Oireachtas Joint and Select Committees

Wednesday, 10 November 2021

Committee on Budgetary Oversight

Inflation: Discussion

Professor Karl Whelan:

Let us be honest. Ours is a small, open economy and most of the goods we buy are coming in from the rest of the world. We do not set those prices. The Government has no magic formula for getting low gas or oil prices. Being part of the euro means some of the tools we had in the past whereby we could have focused on domestic inflation are gone. We do not set our own monetary policy, we cannot set interest rates high because inflation is high in Ireland and we do not have an exchange rate that we can adjust. There are price and wage controls but, historically, they do not really work, and there is lots of evidence from the 1970s of price and wage controls being introduced and not working. We have a micro-study of our own going on right now with regard to rent controls, which seem to be a bit of a leaky sieve in that rent inflation seems to be proceeding apace, even with the various controls that are in place. That is relatively consistent with what has happened with price and wage controls in the past.

We are left with a sort of boring answer, which is prudent management of fiscal policy and to try to avoid using fiscal policy to have the economy get over-stimulated. When we look back at the period of 2008-09 or prior to that, perhaps a lot of the public expenditure and capital expenditure that was done during that period - all of the motorways that were built and so on - could have been done at a slower pace and we might have had more money left later to smooth things out. That is a major instrument that we have but we are a bit like a golfer with one club.

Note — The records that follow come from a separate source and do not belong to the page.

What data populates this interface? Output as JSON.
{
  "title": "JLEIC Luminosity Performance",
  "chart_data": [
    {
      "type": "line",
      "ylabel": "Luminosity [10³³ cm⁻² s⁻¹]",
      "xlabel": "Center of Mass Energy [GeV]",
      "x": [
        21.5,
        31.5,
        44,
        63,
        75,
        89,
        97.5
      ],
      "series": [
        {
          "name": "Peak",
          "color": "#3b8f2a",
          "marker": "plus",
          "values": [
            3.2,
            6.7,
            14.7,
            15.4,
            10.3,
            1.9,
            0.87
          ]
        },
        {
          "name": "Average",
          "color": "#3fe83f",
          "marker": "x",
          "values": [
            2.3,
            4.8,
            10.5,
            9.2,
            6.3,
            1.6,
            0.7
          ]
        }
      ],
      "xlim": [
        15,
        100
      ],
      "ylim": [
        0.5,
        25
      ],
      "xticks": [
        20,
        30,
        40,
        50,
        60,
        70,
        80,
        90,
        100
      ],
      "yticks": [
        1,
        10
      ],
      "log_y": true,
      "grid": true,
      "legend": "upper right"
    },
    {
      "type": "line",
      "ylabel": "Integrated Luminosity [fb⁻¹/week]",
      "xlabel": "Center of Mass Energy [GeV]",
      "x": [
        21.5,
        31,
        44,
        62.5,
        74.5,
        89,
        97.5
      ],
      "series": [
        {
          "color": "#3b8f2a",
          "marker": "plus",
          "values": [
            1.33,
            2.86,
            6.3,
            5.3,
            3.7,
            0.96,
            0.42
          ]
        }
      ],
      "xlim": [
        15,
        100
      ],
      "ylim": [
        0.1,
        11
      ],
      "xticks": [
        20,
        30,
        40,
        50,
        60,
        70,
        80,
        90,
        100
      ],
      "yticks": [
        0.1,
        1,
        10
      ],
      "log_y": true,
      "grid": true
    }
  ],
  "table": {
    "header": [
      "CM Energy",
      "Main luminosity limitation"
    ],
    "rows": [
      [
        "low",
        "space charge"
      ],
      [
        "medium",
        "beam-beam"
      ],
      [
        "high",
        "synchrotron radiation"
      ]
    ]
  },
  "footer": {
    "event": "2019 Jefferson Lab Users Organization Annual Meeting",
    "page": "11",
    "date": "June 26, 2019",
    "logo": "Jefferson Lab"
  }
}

In terms of the housing market more generally, we have macroprudential policies in place to try to prevent a collapse. Borrowers are not given 100% mortgages anymore and they have much more equity in their homes than they did, so we are less likely to get into a negative equity situation. We are not quite on the verge. I do not think the economy is as unbalanced or on the verge of collapse as it was back then, but, at the same time, if we do see this jump in inflation, I do not want to overstate how much control the Government really has of it.